If the stock market's dizzying spins give you and your savings portfolio the jitters, Treasury bonds may be the anchor you're looking for.
For safety, they are unparalleled. They represent a loan to the United States of America, which backs them with the full faith and credit of the US Treasury.
But until recently, high safety carried low returns.
With yields on T-bonds and bills have edged higher, investors have an unusual window to combine both safety and return. Treasury bonds now pay about 6.9 percent; two weeks ago they touched 7.15 percent. Stocks, by comparison, return around 10 percent, and can lose money.
Several top investment houses are now drawing attention to Treasuries. "We're not necessarily recommending investors buy bonds, but we are saying that they now look very attractive," says Mitchell Held, chief economist at Smith, Barney. "The [30-year] long bond will probably fall to around 6.5 percent before the year is over," which makes current rates attractive.
Timing is important, says Robert Heady of Bank Rate Monitor in North Palm Beach, Fla.
"If you believe that rates are going to be rising ... you probably want to 'go short,' that is, buy instruments of shorter maturities now, and then lock in a higher rate later [on longer-term issues]. If you believe rates will be declining, then you might want to 'go long' and buy longer-term issues now."
Treasury securities are especially appealing at a time of rate uncertainty. While the bonds pay a slightly lower rate than top-grade corporate issues, they are exempt from state and local taxes.
For investors in high tax brackets, total return can equal or exceed return for nongovernment bonds.
Treasuries, however, do carry some risk. Their "profit," total return, comes from price appreciation plus earned interest. Whenever interest rates rise, bond prices drop; so if you sell before maturity, you could take a loss.
The risk can be particularly pronounced with bond mutual funds because your investment never really matures. The fund owns a variety of bonds with a variety of maturity dates. Bond prices change daily, reflecting market conditions. So you can lose money if you sell a shares in a bond fund while rates are rising. In 1994, for example, US Treasury bond funds lost more than 6 percent.
If individual bonds seem the better choice, you can buy a Treasury issue through a bank or brokerage house. Commissions run between $50 and $100. Or you can buy directly from Uncle Sam, who charges no commission (see story, left).
Treasury securities come in bills, notes, and bonds.
*Bills mature in one year or less. Minimum: $10,000.
*Notes mature in one to 10 years. Minimum for two- and three-year issues: $5,000, with additional increments of $1,000. Notes of five years or longer carry minimums of $1,000.
*Bonds mature in 10 to 30 years. Minimum: $1,000.
BUY DIRECT AND SAVE
To buy a Treasury security directly from Uncle Sam:
Call your local Treasury office or 202-874-4000 to request a new account or ask about auction dates.

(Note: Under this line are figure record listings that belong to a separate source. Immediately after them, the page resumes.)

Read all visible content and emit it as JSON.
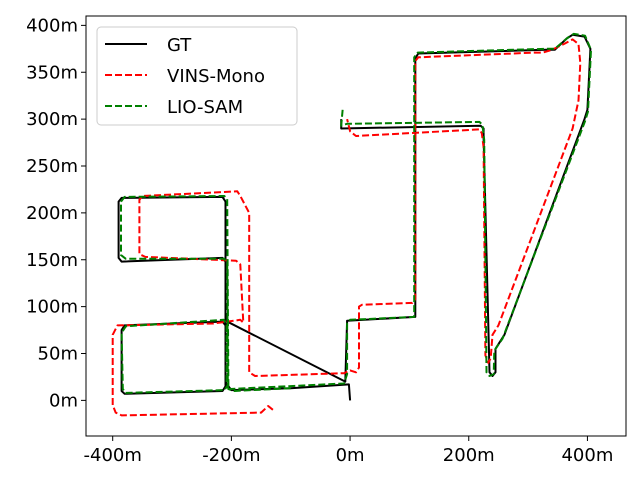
{
  "chart_data": {
    "type": "line",
    "title": "",
    "xlabel": "",
    "ylabel": "",
    "xlim": [
      -445,
      465
    ],
    "ylim": [
      -38,
      410
    ],
    "x_ticks": [
      -400,
      -200,
      0,
      200,
      400
    ],
    "x_tick_labels": [
      "-400m",
      "-200m",
      "0m",
      "200m",
      "400m"
    ],
    "y_ticks": [
      0,
      50,
      100,
      150,
      200,
      250,
      300,
      350,
      400
    ],
    "y_tick_labels": [
      "0m",
      "50m",
      "100m",
      "150m",
      "200m",
      "250m",
      "300m",
      "350m",
      "400m"
    ],
    "grid": false,
    "legend": "top-left",
    "series": [
      {
        "name": "GT",
        "color": "#000000",
        "style": "solid",
        "points": [
          [
            0,
            0
          ],
          [
            -2,
            17
          ],
          [
            -100,
            13
          ],
          [
            -200,
            11
          ],
          [
            -205,
            15
          ],
          [
            -210,
            20
          ],
          [
            -210,
            80
          ],
          [
            -215,
            84
          ],
          [
            -380,
            80
          ],
          [
            -385,
            75
          ],
          [
            -385,
            10
          ],
          [
            -380,
            7
          ],
          [
            -215,
            10
          ],
          [
            -210,
            15
          ],
          [
            -210,
            148
          ],
          [
            -215,
            152
          ],
          [
            -385,
            148
          ],
          [
            -390,
            152
          ],
          [
            -390,
            212
          ],
          [
            -385,
            216
          ],
          [
            -215,
            217
          ],
          [
            -210,
            212
          ],
          [
            -210,
            85
          ],
          [
            -8,
            20
          ],
          [
            -5,
            85
          ],
          [
            110,
            89
          ],
          [
            110,
            365
          ],
          [
            115,
            370
          ],
          [
            330,
            374
          ],
          [
            345,
            374
          ],
          [
            365,
            386
          ],
          [
            375,
            390
          ],
          [
            395,
            388
          ],
          [
            405,
            375
          ],
          [
            400,
            310
          ],
          [
            395,
            300
          ],
          [
            260,
            70
          ],
          [
            245,
            55
          ],
          [
            245,
            30
          ],
          [
            240,
            26
          ],
          [
            235,
            30
          ],
          [
            225,
            280
          ],
          [
            225,
            290
          ],
          [
            220,
            293
          ],
          [
            -15,
            290
          ],
          [
            -15,
            300
          ]
        ]
      },
      {
        "name": "VINS-Mono",
        "color": "#ff0000",
        "style": "dashed",
        "points": [
          [
            -130,
            -10
          ],
          [
            -138,
            -6
          ],
          [
            -150,
            -13
          ],
          [
            -385,
            -16
          ],
          [
            -395,
            -13
          ],
          [
            -400,
            -5
          ],
          [
            -400,
            70
          ],
          [
            -392,
            80
          ],
          [
            -230,
            82
          ],
          [
            -185,
            86
          ],
          [
            -180,
            83
          ],
          [
            -185,
            145
          ],
          [
            -192,
            149
          ],
          [
            -345,
            153
          ],
          [
            -355,
            156
          ],
          [
            -355,
            214
          ],
          [
            -350,
            218
          ],
          [
            -190,
            223
          ],
          [
            -185,
            218
          ],
          [
            -170,
            200
          ],
          [
            -170,
            30
          ],
          [
            -160,
            26
          ],
          [
            -10,
            29
          ],
          [
            0,
            32
          ],
          [
            10,
            30
          ],
          [
            15,
            35
          ],
          [
            15,
            100
          ],
          [
            20,
            102
          ],
          [
            105,
            104
          ],
          [
            110,
            108
          ],
          [
            110,
            362
          ],
          [
            115,
            366
          ],
          [
            312,
            371
          ],
          [
            325,
            371
          ],
          [
            340,
            374
          ],
          [
            360,
            380
          ],
          [
            375,
            385
          ],
          [
            385,
            380
          ],
          [
            388,
            360
          ],
          [
            385,
            320
          ],
          [
            375,
            290
          ],
          [
            250,
            80
          ],
          [
            240,
            70
          ],
          [
            237,
            45
          ],
          [
            233,
            40
          ],
          [
            228,
            48
          ],
          [
            225,
            270
          ],
          [
            222,
            285
          ],
          [
            218,
            289
          ],
          [
            10,
            282
          ],
          [
            0,
            287
          ],
          [
            -5,
            300
          ]
        ]
      },
      {
        "name": "LIO-SAM",
        "color": "#008000",
        "style": "dashed",
        "points": [
          [
            -100,
            13
          ],
          [
            -195,
            10
          ],
          [
            -205,
            12
          ],
          [
            -208,
            20
          ],
          [
            -208,
            82
          ],
          [
            -213,
            86
          ],
          [
            -378,
            79
          ],
          [
            -385,
            72
          ],
          [
            -383,
            12
          ],
          [
            -378,
            8
          ],
          [
            -212,
            11
          ],
          [
            -206,
            16
          ],
          [
            -207,
            146
          ],
          [
            -212,
            151
          ],
          [
            -378,
            151
          ],
          [
            -386,
            155
          ],
          [
            -386,
            212
          ],
          [
            -380,
            217
          ],
          [
            -212,
            218
          ],
          [
            -207,
            215
          ],
          [
            -205,
            12
          ],
          [
            -10,
            18
          ],
          [
            -5,
            28
          ],
          [
            -5,
            82
          ],
          [
            0,
            86
          ],
          [
            108,
            89
          ],
          [
            108,
            366
          ],
          [
            114,
            371
          ],
          [
            330,
            375
          ],
          [
            345,
            375
          ],
          [
            367,
            387
          ],
          [
            377,
            391
          ],
          [
            396,
            389
          ],
          [
            406,
            374
          ],
          [
            401,
            308
          ],
          [
            396,
            298
          ],
          [
            257,
            66
          ],
          [
            243,
            53
          ],
          [
            242,
            28
          ],
          [
            235,
            26
          ],
          [
            230,
            30
          ],
          [
            226,
            278
          ],
          [
            223,
            294
          ],
          [
            218,
            297
          ],
          [
            -5,
            295
          ],
          [
            -15,
            293
          ],
          [
            -12,
            313
          ]
        ]
      }
    ]
  }
}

If you know exactly which security you want to buy, ask for a "tender form." The form asks about a "competitive" or "noncompetitive" bid. Newcomers should generally pick a noncompetitive bid, which means they receive the average interest rate at the auction.
For a three-month T-bill, send $10,000 in a certified check. For other Treasuries, a personal or certified check is fine.
Your account becomes a computerized listing. You will not receive an actual "security."
Whenever something occurs within your account, such as an interest payment, your rich Uncle sends you a statement.